Here we separate the data from the target value and we split the data to train and test data (80 and 20 percent respectively)

In [37]:
scaler = StandardScaler()
scaler.fit(X_train)
X_train_scaled = scaler.transform(X_train)
X_test_scaled = scaler.transform(X_test)

We normalize the data with the StandardScaler in order to bring the data in the form of a Gaussian distribution with mean equal to zero and Variance equal to one.

## Step 5: Feature Engineering
Feature selection/feture engineering (as in new features)/data transformations.

In [38]:
from sklearn.decomposition import PCA
# feature extraction
pca = PCA(.95 , random_state=7)
pca.fit(X_train_scaled)
X_train_pcaed = pca.transform(X_train_scaled)
X_test_pcaed = pca.transform(X_test_scaled)
print sum(pca.explained_variance_)

3264524.53828


Here we use the PCA algorithm in order to reduce the number of features by combining highly corellated features.
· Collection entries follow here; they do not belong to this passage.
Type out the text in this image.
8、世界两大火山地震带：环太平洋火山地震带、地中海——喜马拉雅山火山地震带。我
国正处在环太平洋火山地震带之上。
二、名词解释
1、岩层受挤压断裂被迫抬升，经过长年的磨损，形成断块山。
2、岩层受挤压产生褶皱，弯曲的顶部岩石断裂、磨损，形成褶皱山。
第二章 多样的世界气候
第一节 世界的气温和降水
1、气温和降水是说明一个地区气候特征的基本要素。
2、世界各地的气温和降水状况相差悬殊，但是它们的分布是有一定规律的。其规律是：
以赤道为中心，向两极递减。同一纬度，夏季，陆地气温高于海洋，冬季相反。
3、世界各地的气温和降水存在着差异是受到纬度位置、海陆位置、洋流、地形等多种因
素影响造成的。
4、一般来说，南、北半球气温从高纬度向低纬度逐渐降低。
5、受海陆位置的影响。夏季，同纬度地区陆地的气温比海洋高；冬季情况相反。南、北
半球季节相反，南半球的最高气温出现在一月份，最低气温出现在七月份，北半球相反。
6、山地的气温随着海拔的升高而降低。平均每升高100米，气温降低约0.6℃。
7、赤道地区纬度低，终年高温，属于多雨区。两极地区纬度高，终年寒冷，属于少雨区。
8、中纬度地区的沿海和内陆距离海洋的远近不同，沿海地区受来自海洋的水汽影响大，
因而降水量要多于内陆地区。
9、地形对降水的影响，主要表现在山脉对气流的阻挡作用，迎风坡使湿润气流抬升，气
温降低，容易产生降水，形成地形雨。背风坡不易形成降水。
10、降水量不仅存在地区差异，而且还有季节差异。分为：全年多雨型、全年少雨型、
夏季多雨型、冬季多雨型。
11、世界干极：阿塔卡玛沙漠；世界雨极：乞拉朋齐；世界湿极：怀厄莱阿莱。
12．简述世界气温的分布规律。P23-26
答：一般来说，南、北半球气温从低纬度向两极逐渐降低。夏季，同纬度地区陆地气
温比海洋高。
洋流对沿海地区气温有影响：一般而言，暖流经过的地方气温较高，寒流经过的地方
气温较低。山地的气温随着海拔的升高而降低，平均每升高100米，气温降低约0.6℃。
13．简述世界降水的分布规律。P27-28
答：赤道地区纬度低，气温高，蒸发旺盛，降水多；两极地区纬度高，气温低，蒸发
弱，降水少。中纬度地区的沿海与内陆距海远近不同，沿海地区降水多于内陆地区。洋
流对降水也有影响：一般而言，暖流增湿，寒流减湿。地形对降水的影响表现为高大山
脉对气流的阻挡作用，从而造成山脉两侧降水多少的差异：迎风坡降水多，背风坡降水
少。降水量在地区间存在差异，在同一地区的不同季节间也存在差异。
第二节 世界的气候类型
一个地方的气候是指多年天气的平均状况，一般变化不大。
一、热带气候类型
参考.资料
We asked the PCA algorithm to automatically select the minimum number of components needed in order to retain 95 percent of the variance of our data. The 95% was chosen after experimenting and concluded to be one of the best possible choices in order to achieve quite good results with the models later on as well as reduce the number of features at a satisfactory level.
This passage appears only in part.